Saturday, January 30, 2021

Hy Brasil, The Land of The Blest (live)


On the ocean that hollows the rocks where ye dwell,
A shadowy land has appeared, as they tell;
Some thought it a region of sunshine and rest,
And they called it Hy-Brasil, the land of the blest;

From year unto year, on the ocean’s blue rim,
This beautiful spectre shone lovely and dim;
Golden clouds curtained the deep where it lay,
And it looked like an Eden, away, far away!

A peasant who heard of this wonderful tale,
On a breeze of the Orient loosened his sail;
From Ara, the holy, he turned to the west,
For though Ara was holy, Hy-Brasil was blest.

He heard not the voices that called from the shore,
He heard not the rising wind’s menacing roar;
Home, kindred, and safety he left on that day,
And he sped to Hy-Brasil, away, far away!

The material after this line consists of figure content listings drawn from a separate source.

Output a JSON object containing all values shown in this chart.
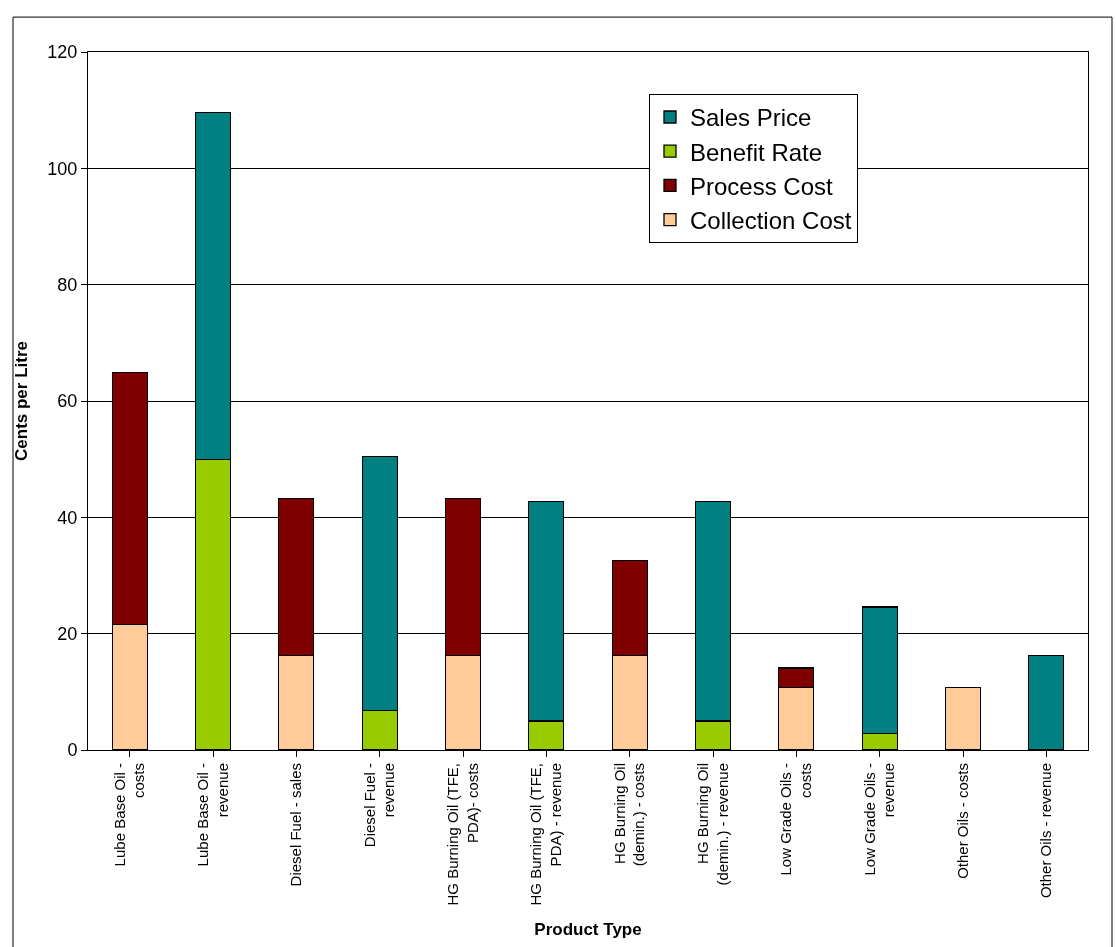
{
  "chart_data": {
    "type": "bar",
    "stacked": true,
    "xlabel": "Product Type",
    "ylabel": "Cents per Litre",
    "categories": [
      "Lube Base Oil - costs",
      "Lube Base Oil - revenue",
      "Diesel Fuel - sales",
      "Diesel Fuel - revenue",
      "HG Burning Oil (TFE, PDA)- costs",
      "HG Burning Oil (TFE, PDA) - revenue",
      "HG Burning Oil (demin.) - costs",
      "HG Burning Oil (demin.) - revenue",
      "Low Grade Oils - costs",
      "Low Grade Oils - revenue",
      "Other Oils - costs",
      "Other Oils - revenue"
    ],
    "series": [
      {
        "name": "Collection Cost",
        "color": "#ffcc99",
        "values": [
          21.6,
          null,
          16.2,
          null,
          16.2,
          null,
          16.2,
          null,
          10.8,
          null,
          10.8,
          null
        ]
      },
      {
        "name": "Process Cost",
        "color": "#800000",
        "values": [
          43.3,
          null,
          27.0,
          null,
          27.0,
          null,
          16.4,
          null,
          3.3,
          null,
          null,
          null
        ]
      },
      {
        "name": "Benefit Rate",
        "color": "#99cc00",
        "values": [
          null,
          50.0,
          null,
          6.8,
          null,
          5.0,
          null,
          5.0,
          null,
          2.8,
          null,
          null
        ]
      },
      {
        "name": "Sales Price",
        "color": "#008080",
        "values": [
          null,
          59.6,
          null,
          43.6,
          null,
          37.7,
          null,
          37.7,
          null,
          21.8,
          null,
          16.2
        ]
      }
    ],
    "ylim": [
      0,
      120
    ],
    "yticks": [
      0,
      20,
      40,
      60,
      80,
      100,
      120
    ],
    "grid": "y",
    "legend": "top right"
  }
}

Morn’ rose on the deep, and that shadowy isle
Though the faint rim of distance reflected its smile;
Noon burned on the wave, and that shadowy shore,
Seemed lovelier and distant, and faint as before;

Lone evening came down on the wanderer’s track,
To Ara again he looked timidly back;
Far on the verge of the ocean it lay,
And the land of the blest was away, far away!

Rash dreamer, return! on ye winds of the main,
Bear him back to Ara again.
Rash fool! for a vision of fanciful bliss,
To barter thy calm life of labour and peace.

The warning of reason was spoken in vain;
He never came back to Ara again!
Morn’ rose on the deep, amidst tempest and spray,
And he died on the ocean, away, far away!

This song was written by Gerald Griffin in 1830, where he titled it O'Brazil. Gerald is most famously known for a novel he wrote called "The Collegians," which in turn inspired a play, "The Colleen Bawn," and in turn inspired the opera, "The Lily of Killarney." "The Land of the Blest" is dedicated to the people of Milltown. I came across that dedication (and a couple of verses I haven't seen anywhere else) in a beautiful biography of Gerald's written by his brother. Heres those omitted verses, it seems they were rejigged majorly for the version that went on to be sung popularly since. The verses below are a bit preachy, I wonder did Gerald make those changes to come? Or maybe he changed his original verses and these new ones never took off. The video above is the first instalment of live versions of the songs from "Hy Brasil, Songs of the Irish in Latin America."